Choosing the right distance metric and linkage method is all about understanding your data and the patterns you’re trying to identify. The distance metric measures how similar (or different) data points are. Some of the most common options include:
- Euclidean distance: Ideal for continuous, numerical data where geometric relationships matter. Think of it as the straight-line distance between points.
- Manhattan distance: Works well for grid-like data, where movement happens along axes (like navigating city blocks).
- Cosine distance: Great for high-dimensional data, such as text analysis or user preferences, where comparing angles in multi-dimensional space makes more sense than measuring straight-line distance.
For instance, if you’re analyzing customer preferences in a recommendation system, Cosine distance might be your go-to. On the other hand, Euclidean distance is better suited for datasets where spatial relationships are important.
The linkage method, on the other hand, decides how clusters are combined. Here are some popular options:
- Single linkage: Good for detecting elongated clusters but can lead to "chaining", where clusters stretch out.
- Complete linkage: Produces compact, well-separated clusters, making it a solid choice for many applications.
- Average linkage: Balances the extremes of single and complete linkage by considering average distances.
- Ward’s method: Focuses on minimizing variance within clusters, resulting in tighter, more cohesive groups. It’s often a strong default choice for most datasets.
When deciding on the best combination, think about your data’s scale, distribution, and the cluster shapes you’re aiming for. Testing different metrics and linkage methods, paired with visual tools like dendrograms, can help you fine-tune your approach and get better results – especially for tasks like customer segmentation.
What makes hierarchical clustering a better choice than K-means for customer segmentation?
Hierarchical clustering is a solid choice for customer segmentation because it doesn’t force you to pick the number of clusters right from the start. This approach lets businesses uncover natural groupings in their data without predefined limitations. Plus, it generates a dendrogram – a visual map that shows how customers are grouped – making it easier to spot relationships and patterns.
Unlike K-means, hierarchical clustering shines when you’re looking for a more in-depth and intuitive grasp of customer behavior. It’s especially handy for smaller datasets or when you want to understand the step-by-step process of how clusters are formed.
What are the best ways to apply hierarchical clustering to large datasets efficiently?
Hierarchical clustering, while powerful, can be computationally demanding, especially with large datasets. To tackle this challenge, several strategies can help streamline the process.
One approach is dimensionality reduction, such as using Principal Component Analysis (PCA). By reducing the number of features, you can significantly cut down the number of distance calculations required. Another effective method involves spatial indices like kd-trees or ball trees, which can speed up distance computations by organizing data in a way that makes searching faster.
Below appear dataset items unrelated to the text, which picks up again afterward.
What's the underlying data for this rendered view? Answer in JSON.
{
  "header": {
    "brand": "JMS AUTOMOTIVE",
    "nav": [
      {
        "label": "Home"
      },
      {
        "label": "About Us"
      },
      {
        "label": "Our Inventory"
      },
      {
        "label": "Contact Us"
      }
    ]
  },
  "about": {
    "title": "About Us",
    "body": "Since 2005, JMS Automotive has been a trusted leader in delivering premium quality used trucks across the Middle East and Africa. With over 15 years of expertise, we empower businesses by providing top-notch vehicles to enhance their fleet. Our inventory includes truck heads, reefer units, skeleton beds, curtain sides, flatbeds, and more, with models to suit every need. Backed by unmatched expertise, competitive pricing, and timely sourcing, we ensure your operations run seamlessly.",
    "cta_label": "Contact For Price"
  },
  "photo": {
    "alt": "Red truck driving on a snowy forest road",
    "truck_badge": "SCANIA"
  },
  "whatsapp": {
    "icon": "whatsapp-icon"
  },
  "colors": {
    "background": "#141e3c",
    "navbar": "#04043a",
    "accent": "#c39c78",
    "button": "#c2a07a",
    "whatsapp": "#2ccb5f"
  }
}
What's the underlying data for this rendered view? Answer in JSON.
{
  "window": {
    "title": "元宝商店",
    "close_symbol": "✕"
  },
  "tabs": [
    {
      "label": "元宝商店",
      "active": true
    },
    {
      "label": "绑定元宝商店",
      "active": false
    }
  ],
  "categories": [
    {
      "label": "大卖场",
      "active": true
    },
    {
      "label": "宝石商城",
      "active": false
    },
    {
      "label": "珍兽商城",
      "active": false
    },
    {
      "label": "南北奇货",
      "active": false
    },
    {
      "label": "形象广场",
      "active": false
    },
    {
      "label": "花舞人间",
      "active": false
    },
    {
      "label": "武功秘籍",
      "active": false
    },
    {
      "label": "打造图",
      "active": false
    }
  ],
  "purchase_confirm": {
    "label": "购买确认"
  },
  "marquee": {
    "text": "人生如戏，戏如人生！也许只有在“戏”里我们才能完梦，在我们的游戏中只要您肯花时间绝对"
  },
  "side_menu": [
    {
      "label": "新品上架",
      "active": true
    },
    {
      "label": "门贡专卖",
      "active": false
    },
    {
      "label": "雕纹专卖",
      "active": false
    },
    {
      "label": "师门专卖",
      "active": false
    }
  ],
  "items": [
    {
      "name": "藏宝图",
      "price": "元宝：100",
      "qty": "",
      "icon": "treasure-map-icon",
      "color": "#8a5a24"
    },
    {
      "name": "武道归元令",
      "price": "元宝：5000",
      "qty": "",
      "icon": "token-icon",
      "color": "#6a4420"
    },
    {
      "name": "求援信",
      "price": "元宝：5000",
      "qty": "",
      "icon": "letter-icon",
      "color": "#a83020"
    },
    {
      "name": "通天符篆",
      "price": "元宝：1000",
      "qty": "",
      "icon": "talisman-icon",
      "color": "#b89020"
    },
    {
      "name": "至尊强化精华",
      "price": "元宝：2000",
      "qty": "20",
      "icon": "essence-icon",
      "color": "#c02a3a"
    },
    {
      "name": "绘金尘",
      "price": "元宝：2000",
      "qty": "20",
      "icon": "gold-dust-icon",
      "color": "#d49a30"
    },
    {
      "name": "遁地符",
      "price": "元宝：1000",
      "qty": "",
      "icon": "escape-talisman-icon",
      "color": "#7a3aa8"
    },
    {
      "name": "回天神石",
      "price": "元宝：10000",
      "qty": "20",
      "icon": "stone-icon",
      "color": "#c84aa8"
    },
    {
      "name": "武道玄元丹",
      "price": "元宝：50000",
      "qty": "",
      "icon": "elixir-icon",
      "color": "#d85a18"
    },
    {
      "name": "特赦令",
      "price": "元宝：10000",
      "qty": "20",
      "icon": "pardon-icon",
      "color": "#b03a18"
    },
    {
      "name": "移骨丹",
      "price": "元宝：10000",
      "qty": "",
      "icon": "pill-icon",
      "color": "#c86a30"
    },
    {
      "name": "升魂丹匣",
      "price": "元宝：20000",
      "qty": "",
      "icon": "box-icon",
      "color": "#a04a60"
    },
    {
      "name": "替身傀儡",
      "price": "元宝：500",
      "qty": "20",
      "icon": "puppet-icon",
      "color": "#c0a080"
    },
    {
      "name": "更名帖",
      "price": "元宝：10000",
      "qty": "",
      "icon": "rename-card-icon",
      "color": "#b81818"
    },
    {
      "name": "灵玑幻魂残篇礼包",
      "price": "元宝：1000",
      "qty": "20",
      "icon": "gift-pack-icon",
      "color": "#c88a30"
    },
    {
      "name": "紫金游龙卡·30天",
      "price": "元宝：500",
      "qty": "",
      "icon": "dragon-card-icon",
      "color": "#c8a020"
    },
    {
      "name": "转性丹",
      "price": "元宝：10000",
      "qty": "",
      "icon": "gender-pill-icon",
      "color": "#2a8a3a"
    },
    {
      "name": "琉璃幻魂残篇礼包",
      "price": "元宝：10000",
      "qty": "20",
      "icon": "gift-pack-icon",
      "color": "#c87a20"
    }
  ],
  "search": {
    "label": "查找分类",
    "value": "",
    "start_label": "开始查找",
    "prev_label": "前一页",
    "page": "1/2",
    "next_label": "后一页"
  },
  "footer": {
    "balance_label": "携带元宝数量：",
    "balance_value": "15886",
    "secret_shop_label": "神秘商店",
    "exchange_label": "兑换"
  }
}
For extremely large datasets, parallel processing or GPU acceleration can distribute the workload, making computations more manageable. Additionally, some techniques use approximate nearest neighbor searches or apply early stopping criteria to limit the number of merges, striking a balance between efficiency and accuracy. These optimizations make hierarchical clustering feasible for large-scale applications, such as customer segmentation.